Семиволоков рывком выбрался из-за стола и быстрым таранным шагом (предназначенным, скажем так, для гостей, не для подчиненных) вышел чуть ли не на середину коврового простора. Наверное, он не выписывал этой газеты, потому что она не занимала первого места в газетной иерархии.
— Николаев рецензию написал? — спросил пренебрежительно Семиволоков.
— Берите повыше. — Ковалевский отдал развернутую как надо газету.
— М-да, — вымолвил Семиволоков. — Не ожидал!
Но подпись под рецензией и особенно последняя строка о значительном шаге вперед не могли мгновенно связаться в его уме.
— Я послал купить пяток экземпляров. — Предварительный, как у будильника, завод Ковалевского все еще не кончился, и эти экземпляры невидимо разлетелись по кабинету, не привлекая хозяина.
Семиволоков вернулся за стол, равнодушно откинул газету и, недоверчиво вспоминая, что было приписано к рецензии Николаева: может быть, не значительный
шаг... вспомнил, что было дописано именно это.Ковалевский тоже сел в кресло с обратной стороны стола. Дурацкое письмо смирно легло перед ним. Пора было докладывать, но он медлил.
— Что ж, спасибо, — поблагодарил Семиволоков. — Я прочитал справку твоей комиссии.
Ковалевский кивнул, хотя комиссия не была его
комиссией. Что-то забуксовало.— Почему мне все внушают мысль, что я терпеть не могу Николаева? Из справки ясно, что вы хотите его убрать. И основания для этого есть. Но есть ли смысл?
— Что вы имеете в виду?
— У меня нет полной картины. Можно смотреть и так и этак на все ваши факты. Выписывают гонорар на представительские расходы? Посылают свою сотрудницу в командировку для лечения? Дураки! Но это тьфу, ерунда. Вы не даете полной развертки.

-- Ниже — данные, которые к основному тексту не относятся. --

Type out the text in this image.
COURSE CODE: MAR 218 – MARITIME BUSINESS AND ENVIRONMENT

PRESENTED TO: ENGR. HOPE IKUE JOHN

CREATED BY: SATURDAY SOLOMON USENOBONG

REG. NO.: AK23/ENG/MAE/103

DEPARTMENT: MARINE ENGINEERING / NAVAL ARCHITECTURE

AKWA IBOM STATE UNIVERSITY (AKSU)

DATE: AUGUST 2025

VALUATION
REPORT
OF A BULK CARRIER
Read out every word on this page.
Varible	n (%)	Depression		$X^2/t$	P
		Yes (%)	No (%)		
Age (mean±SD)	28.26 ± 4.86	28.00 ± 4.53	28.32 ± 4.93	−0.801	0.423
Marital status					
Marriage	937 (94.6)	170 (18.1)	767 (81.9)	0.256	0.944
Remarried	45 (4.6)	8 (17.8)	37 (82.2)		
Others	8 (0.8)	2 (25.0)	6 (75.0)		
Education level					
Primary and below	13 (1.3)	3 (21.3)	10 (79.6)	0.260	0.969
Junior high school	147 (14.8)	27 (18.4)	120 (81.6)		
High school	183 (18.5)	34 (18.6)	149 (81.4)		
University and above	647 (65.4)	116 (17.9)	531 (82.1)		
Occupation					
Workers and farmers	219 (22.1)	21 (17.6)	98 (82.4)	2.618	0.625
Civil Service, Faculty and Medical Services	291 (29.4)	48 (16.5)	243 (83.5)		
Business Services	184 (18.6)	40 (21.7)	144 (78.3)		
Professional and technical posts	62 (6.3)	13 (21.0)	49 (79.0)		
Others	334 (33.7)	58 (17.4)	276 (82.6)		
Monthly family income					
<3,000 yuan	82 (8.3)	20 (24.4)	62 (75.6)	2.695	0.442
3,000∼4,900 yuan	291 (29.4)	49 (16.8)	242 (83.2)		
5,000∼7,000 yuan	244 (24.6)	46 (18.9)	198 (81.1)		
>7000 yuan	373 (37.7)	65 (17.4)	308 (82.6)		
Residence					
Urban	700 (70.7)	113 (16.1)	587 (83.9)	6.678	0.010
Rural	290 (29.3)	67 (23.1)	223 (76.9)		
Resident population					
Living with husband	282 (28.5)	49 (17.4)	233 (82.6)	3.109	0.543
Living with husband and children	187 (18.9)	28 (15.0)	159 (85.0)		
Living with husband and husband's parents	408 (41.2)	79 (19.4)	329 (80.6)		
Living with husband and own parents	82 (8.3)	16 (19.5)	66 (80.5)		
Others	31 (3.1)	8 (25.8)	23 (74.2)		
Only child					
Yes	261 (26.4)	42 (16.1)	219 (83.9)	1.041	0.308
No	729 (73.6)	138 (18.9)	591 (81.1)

— Низкая эффективность исследований, — сказал Ковалевский. — Мало кто работает, больше — зарабатывают.
— Ты лучше подготовь список кандидатов на его место. — Семиволоков поморщил лоб и верхушку щеки.
И снова не было связи между его словами и состоянием.
— Можно заменить Устиновым, — предложил Ковалевский. — Вот список. — Листок перекочевал за перекидной календарь.
— Мало. Впиши себя.
— Нет, — твердо отказался Ковалевский. — Исключается. Я был в комиссии.
— Хочешь, чтобы я сам вписал? Ты ведь тоже сделал значительный шаг.
— Его не любят наши сотрудники, а я всего лишь стрелочник.
— Ты не похож на стрелочника. Ты похож на директора Филиала-2. И это меня настораживает. Ну, вписывать?
— Пришло письмо от сельских учителей, — сказал Ковалевский. — Они оскорблены статьей николаевского сборника.
Ковалевский поднял письмо, но положил обратно.
— Мне не обязательно читать? — спросил Семиволоков. — Оно анонимное?
— Нет, с подписями. И дополняет картину. В двух словах — они считают, что статья построена на домыслах и позорит нас. Если убрать эмоции, они в чем-то правы.
— Ну давай сюда, — велел Семиволоков. — А где эта статья?
Вот здесь-то обнаружилась грубая работа Киселева, или Непомнящего, или черт знает кого.
— В данный момент у меня только верстка сборника, — признался Ковалевский. — Типография еще не прислала контрольные экземпляры.
— Ну где же контрольный экземпляр?
Плотный, с подстриженными по-английски усами, пахнущий лавандовым одеколоном джентльмен Ковалевский вежливо ответил:
— Типография мне не подвластна.
— Так уж не подвластна? Ежели я тебе подвластен, а?
Какие-то враждебные начала вступили в управление жизнью Ковалевского и играли с ним, скажем так (а зря ирония прицепилась!), как кот с мышкой. Весь живой мир вместился в ручищу Семиволокова. Но кот тоже подвластен мышке, ибо Семиволоков, хочет он или не хочет, — это и аппарат сотрудников. Наигравшись, он не станет биться о незримые стены, а подчинится неукротимому тяжело-стремительному существу аппарата, чтобы не сражаться с самим собой.
Невидимая секретарша связалась с невидимым директором типографии Озеровым, затем уступила в селекторе место своего напева стелющемуся на брюхе озеровскому хрипу. Семиволоков спросил о тираже сборника. Хрип взял ноту повыше. Но тираж еще не ушел из типографии; и Семиволоков потребовал объяснений исключительно в письменной форме.